Il résulte du projet tracé par M. Lloyd que le terrain entre Panama et le Rio Chagres, selon la direction qu’il a suivie, est bombé et s’élève graduellement dans les deux sens, non cependant sans quelques ondulations, au lieu d’offrir, comme l’a trouvé M. Bailey, entre le lac Nicaragua et l’Océan Pacifique, au milieu du trajet, une crête saillante qu’il suffit de percer par un souterrain assez court pour être dispensé de gravir la majeure partie de la pente.
- ↑ Rapport du commandant Garnier, du brick le Laurier, au contre-amiral Arnoux, page 36 d’une publication faite en 1843 par MM. Salomon, à Londres.
- ↑ L’expédition de la Danaïde, commandée par M. Joseph de Rosamel, a dressé de la côte de Panama une excellente carte, dont la gravure s’achève en ce moment au dépôt de la marine, et à laquelle nous empruntons les renseignemens cités ici.
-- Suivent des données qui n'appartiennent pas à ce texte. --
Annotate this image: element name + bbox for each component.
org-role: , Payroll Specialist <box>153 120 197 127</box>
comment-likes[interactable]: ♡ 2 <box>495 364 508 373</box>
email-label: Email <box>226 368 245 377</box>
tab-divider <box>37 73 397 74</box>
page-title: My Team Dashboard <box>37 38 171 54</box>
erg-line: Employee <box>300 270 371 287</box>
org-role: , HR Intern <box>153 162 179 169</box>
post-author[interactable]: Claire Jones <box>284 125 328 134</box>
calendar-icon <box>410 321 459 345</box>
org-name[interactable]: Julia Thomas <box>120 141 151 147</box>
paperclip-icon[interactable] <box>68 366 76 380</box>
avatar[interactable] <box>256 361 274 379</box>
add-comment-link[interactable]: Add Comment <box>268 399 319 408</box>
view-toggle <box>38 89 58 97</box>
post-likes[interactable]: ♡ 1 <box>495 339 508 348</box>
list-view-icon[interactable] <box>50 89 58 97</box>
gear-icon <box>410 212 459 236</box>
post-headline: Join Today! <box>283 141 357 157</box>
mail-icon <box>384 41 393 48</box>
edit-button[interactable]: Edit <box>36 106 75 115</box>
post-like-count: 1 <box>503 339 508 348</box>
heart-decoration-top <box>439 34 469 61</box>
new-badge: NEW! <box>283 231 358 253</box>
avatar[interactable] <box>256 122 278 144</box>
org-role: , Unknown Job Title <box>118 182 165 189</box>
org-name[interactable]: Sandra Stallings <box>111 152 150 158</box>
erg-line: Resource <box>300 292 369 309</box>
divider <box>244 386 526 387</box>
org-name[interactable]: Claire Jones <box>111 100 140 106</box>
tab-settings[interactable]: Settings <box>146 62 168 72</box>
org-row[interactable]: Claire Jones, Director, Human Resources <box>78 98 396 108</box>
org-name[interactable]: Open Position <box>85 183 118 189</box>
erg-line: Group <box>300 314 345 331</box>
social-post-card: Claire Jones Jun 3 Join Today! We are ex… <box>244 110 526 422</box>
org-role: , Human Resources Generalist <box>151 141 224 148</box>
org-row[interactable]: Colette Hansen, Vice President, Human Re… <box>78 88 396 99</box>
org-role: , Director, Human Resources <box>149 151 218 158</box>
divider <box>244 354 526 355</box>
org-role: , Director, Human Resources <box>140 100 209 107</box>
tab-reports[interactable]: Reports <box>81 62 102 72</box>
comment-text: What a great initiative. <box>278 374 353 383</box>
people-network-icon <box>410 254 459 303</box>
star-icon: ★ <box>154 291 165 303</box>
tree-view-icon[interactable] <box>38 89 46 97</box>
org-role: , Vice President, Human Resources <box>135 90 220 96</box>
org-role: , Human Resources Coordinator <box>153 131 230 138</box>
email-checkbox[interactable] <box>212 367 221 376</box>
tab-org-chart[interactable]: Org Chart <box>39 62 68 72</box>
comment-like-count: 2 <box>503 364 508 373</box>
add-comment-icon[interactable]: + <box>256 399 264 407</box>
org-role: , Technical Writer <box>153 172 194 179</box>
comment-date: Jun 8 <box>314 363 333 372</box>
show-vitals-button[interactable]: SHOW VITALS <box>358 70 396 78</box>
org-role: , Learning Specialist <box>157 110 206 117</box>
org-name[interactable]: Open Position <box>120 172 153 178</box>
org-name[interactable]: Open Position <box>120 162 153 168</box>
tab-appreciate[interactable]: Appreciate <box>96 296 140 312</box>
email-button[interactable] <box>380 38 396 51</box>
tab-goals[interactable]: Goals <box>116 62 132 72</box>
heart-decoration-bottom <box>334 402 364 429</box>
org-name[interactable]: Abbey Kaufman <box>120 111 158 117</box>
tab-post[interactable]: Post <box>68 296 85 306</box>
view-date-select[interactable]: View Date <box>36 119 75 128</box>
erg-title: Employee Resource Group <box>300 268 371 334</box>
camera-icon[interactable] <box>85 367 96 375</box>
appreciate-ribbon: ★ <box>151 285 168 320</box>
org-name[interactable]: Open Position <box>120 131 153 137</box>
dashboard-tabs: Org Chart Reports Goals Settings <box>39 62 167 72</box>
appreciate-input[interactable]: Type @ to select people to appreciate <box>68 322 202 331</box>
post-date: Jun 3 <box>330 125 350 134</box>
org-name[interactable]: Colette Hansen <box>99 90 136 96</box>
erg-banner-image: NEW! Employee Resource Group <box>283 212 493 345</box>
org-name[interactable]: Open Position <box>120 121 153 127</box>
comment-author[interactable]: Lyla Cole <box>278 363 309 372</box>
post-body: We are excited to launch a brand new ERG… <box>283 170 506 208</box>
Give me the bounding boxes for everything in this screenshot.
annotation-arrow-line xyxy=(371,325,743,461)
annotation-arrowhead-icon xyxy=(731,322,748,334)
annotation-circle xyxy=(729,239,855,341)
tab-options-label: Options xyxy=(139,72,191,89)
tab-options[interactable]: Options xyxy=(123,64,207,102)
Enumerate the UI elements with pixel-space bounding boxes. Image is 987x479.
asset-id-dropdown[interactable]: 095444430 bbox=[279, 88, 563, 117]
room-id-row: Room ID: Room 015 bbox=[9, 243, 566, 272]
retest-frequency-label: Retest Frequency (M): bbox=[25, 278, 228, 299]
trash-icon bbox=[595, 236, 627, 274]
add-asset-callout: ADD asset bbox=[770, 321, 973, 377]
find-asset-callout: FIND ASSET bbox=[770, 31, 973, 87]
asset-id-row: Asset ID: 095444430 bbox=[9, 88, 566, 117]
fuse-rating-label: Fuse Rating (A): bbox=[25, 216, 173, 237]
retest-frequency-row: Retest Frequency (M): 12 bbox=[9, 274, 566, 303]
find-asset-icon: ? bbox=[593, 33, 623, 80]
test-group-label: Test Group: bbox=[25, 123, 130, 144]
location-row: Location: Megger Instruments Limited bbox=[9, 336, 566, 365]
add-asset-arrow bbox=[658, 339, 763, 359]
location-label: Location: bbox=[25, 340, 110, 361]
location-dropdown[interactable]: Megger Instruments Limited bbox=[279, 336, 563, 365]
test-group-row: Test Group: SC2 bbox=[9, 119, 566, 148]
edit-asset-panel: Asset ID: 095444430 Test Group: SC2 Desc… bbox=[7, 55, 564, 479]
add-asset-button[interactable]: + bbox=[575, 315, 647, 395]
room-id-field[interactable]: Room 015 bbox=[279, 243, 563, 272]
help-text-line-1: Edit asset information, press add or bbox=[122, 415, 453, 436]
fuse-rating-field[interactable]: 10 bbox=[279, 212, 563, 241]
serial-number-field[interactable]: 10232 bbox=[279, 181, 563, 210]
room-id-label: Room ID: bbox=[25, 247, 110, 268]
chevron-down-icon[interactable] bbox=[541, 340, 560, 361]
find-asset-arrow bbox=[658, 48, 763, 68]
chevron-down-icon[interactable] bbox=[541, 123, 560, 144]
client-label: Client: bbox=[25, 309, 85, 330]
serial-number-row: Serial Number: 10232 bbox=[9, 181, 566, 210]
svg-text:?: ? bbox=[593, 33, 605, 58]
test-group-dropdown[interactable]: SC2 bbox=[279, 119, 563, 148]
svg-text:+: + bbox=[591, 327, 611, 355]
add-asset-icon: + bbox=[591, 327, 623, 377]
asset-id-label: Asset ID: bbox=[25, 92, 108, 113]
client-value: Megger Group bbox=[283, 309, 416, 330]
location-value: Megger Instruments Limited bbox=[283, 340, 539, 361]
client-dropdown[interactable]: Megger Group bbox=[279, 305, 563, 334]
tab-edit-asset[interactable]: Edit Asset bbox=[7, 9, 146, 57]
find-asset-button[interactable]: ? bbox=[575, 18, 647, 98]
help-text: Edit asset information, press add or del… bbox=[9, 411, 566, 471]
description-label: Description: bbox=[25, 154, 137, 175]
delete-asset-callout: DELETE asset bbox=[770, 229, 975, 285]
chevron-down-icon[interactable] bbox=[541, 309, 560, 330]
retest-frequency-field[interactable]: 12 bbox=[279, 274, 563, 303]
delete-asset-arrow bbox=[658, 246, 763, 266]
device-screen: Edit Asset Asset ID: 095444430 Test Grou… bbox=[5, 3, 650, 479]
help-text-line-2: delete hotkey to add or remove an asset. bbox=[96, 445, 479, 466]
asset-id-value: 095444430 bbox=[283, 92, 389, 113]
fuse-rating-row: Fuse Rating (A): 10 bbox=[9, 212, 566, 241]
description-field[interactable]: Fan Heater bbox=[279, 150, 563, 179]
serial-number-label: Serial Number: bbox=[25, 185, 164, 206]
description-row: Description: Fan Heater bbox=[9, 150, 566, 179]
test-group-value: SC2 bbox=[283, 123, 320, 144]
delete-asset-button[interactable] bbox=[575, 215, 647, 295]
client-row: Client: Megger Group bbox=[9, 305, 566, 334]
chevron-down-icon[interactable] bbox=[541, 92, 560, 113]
Cette carte est due particulièrement a M. Fisquet, enseigne de vaisseau.
- ↑ On a même compris sous ce nom pendant long-temps tout le fer à cheval de l’isthme de Panama proprement dit.
- ↑ Voici le passage du capitaine Cochrane : « Le Naipipi est en partie navigable, mais c’est une navigation très dangereuse. Le commerce ne saurait y recourir. Quant à construire un canal ou un chemin de fer, c’est impossible, du moins c’est ce qui résulte des renseignemens que me donna, à Citerà, un officier colombien, le major Alvarès, qui venait par là de Panama. Il me dit qu’il avait trouvé le Naipipi sans profondeur, d’un courant rapide, et hérissé de rochers ; que, du Naipipi à Cupica, on avait à franchir trois rangées de collines (three sets of hills), et qu’il ne voyait pas comment on pourrait opérer une jonction du Naipipi au Grand-Océan. De toutes les observations qu’il m’a été possible de recueillir à ce sujet, je tire la conséquence que le baron de Humboldt (qui n’a pas été sur les lieux) aura été mal informé à l’égard de cette communication avec l’Océan. » (Journal of a residence and travels in Columbia, during the years 1823 and 1824, par le capitaine Ch. Stuart Cochrane, vol. II, p. 449.)
- ↑ On avait même dit à M. de Humboldt, qui n’avait pas été sur les lieux, que cette jonction avait été opérée par les soins d’un moine industrieux, curé de Novita, et que par ce canal des canots chargés de cacao étaient venus d’une mer à l’autre. Probablement ce récit se fonde sur quelques travaux d’amélioration qui auront été opérés dans le lit de la Baspadura.
- ↑ Les marées de vive eau sont celles qui ont lieu après la pleine ou la nouvelle lune, ce sont les plus grandes. Les marées qui ont lieu aux deux autres quartiers de la lune sont les plus faibles.
- ↑ Le Boghaz (c’est ainsi qu’on nomme chacune de ces passes) de Damiette est le meilleur des deux ; mais on n’y trouve qu’une profondeur assez constante d’ailleurs de 2 1/3 mètres à 2 1/2 mètres quand le fleuve est bas, de 3 1/4 mètres pendant les crues. Le Boghaz de Rosette n’a dans les mêmes circonstances que de 1 1/3 mètre à 1 1/2 mètre, et de 2 1/3 mètres à 2 1/2 mètres. Ce sont d’ailleurs des passages mal abrités pendant l’hiver.
- ↑ M. Lepère supposait que le but du voyage serait Pondichéry et que le point de départ serait Lorient, dans le cas du trajet par le Cap, et Marseille dans l’autre cas.
- ↑ Exactement 27 mètres 45 centimètres du côté de l’Atlantique, et 28 mètres 68 centimètres du côté de la mer du Nord.